Blue jumped up and fished a snake skull packed with pebbles and dried mud from a pouch at his belt. He loaded his slingshot, aimed, and loosed the missile in one smooth motion. He missed the woman completely but struck the glass lantern hanging on the wall behind her. Blue whooped with delight as the lantern shattered, spraying flame and oil over the wall.

Bad enough Yog was stuck with a redcap serving as one of her three Riders. She had to pick one with a particular love of setting things on fire. It was a miracle Blue had gone two days in Brightlodge without setting the whole place ablaze.

Blue yanked the door shut and scampered away.

Yog extinguished the candle and rubbed her eyes. Blue
had
made sure the keg was delivered safely to the pub. The rest was as much Yog’s fault as anyone’s. She was the one who insisted he return to the pub so she could see for herself. She might have been better off ordering him to jump from the top of Wendleglass Hall.

Not for the first time, she cursed her fortune.

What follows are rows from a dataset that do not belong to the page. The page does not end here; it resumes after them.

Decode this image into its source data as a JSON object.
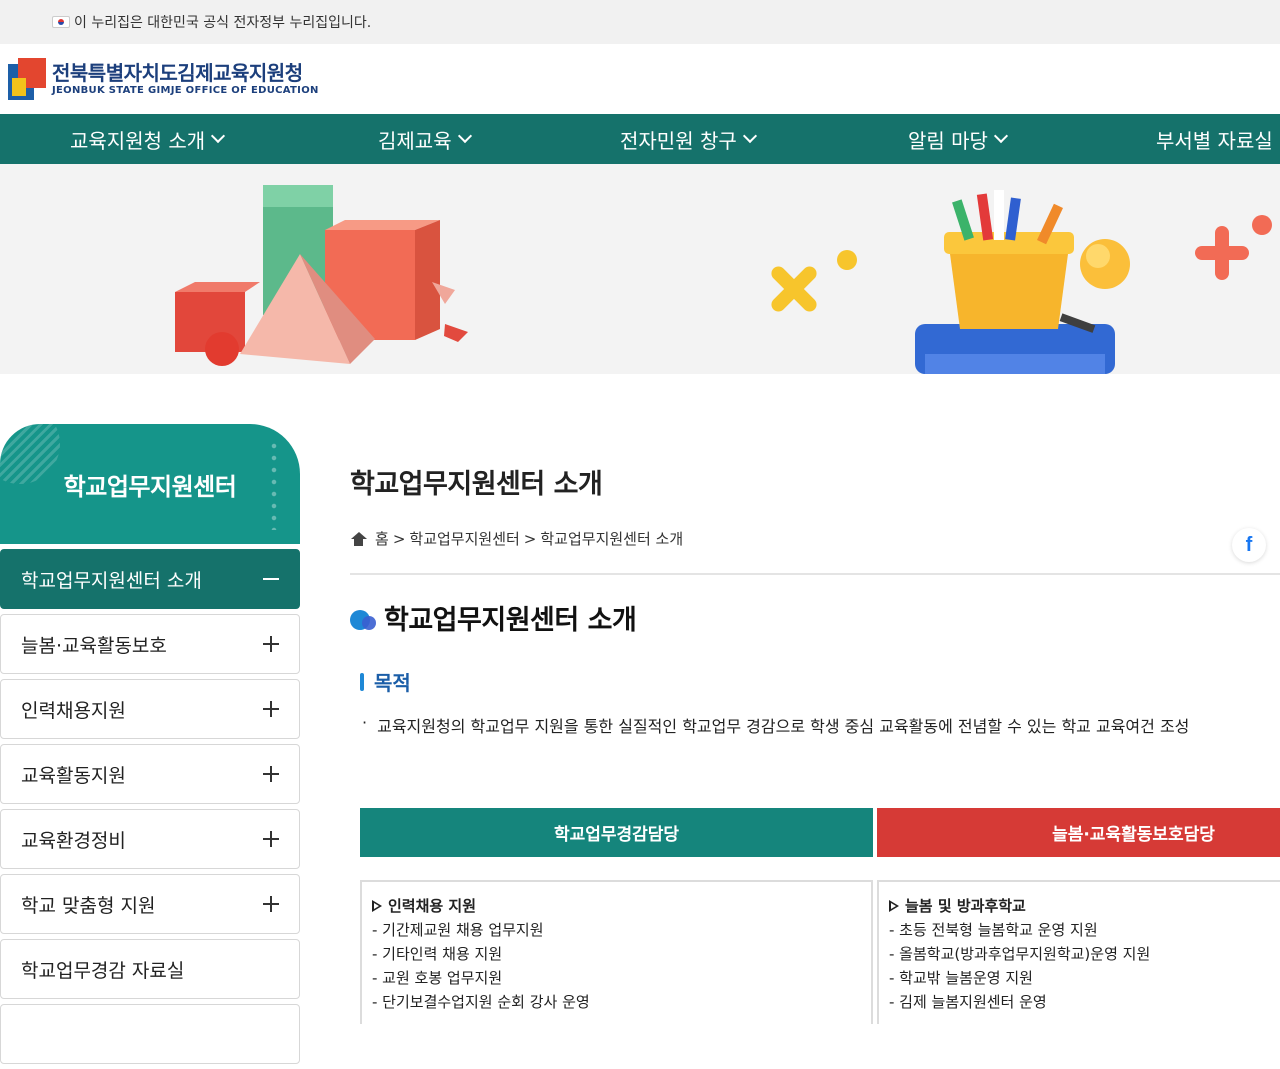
{
  "gov_notice": {
    "text": "이 누리집은 대한민국 공식 전자정부 누리집입니다."
  },
  "logo": {
    "ko": "전북특별자치도김제교육지원청",
    "en": "JEONBUK STATE GIMJE OFFICE OF EDUCATION"
  },
  "gnb": [
    {
      "label": "교육지원청 소개"
    },
    {
      "label": "김제교육"
    },
    {
      "label": "전자민원 창구"
    },
    {
      "label": "알림 마당"
    },
    {
      "label": "부서별 자료실"
    }
  ],
  "lnb": {
    "title": "학교업무지원센터",
    "items": [
      {
        "label": "학교업무지원센터 소개",
        "state": "expanded"
      },
      {
        "label": "늘봄·교육활동보호",
        "state": "collapsed"
      },
      {
        "label": "인력채용지원",
        "state": "collapsed"
      },
      {
        "label": "교육활동지원",
        "state": "collapsed"
      },
      {
        "label": "교육환경정비",
        "state": "collapsed"
      },
      {
        "label": "학교 맞춤형 지원",
        "state": "collapsed"
      },
      {
        "label": "학교업무경감 자료실",
        "state": "none"
      }
    ]
  },
  "content": {
    "page_title": "학교업무지원센터 소개",
    "breadcrumb": {
      "home": "홈",
      "sep": ">",
      "level1": "학교업무지원센터",
      "level2": "학교업무지원센터 소개"
    },
    "share_icon": "facebook-icon",
    "section_title": "학교업무지원센터 소개",
    "purpose_title": "목적",
    "purpose_text": "교육지원청의 학교업무 지원을 통한 실질적인 학교업무 경감으로 학생 중심 교육활동에 전념할 수 있는 학교 교육여건 조성",
    "departments": [
      {
        "name": "학교업무경감담당",
        "color": "#15857c",
        "group_title": "인력채용 지원",
        "lines": [
          "- 기간제교원 채용 업무지원",
          "- 기타인력 채용 지원",
          "- 교원 호봉 업무지원",
          "- 단기보결수업지원 순회 강사 운영"
        ]
      },
      {
        "name": "늘봄·교육활동보호담당",
        "color": "#d63a36",
        "group_title": "늘봄 및 방과후학교",
        "lines": [
          "- 초등 전북형 늘봄학교 운영 지원",
          "- 올봄학교(방과후업무지원학교)운영 지원",
          "- 학교밖 늘봄운영 지원",
          "- 김제 늘봄지원센터 운영"
        ]
      }
    ]
  },
  "colors": {
    "gnb_bg": "#15726b",
    "lnb_head_bg": "#15958a",
    "accent_blue": "#1b5ea8"
  }
}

The woods were full of creatures far more powerful and dangerous than a half-mad, bloodthirsty changeling. But her power wasn’t what it used to be, and her plans required a redcap, at least for now.

Assuming the pub didn’t burn to the ground, it wouldn’t be long before she confirmed the ale’s effect on the townspeople. Yog and her Riders would soon reclaim their former strength and glory, and Albion would cower at the mention of her name.

If all went well, perhaps she’d let Blue burn Brightlodge to the ground as a reward for his service.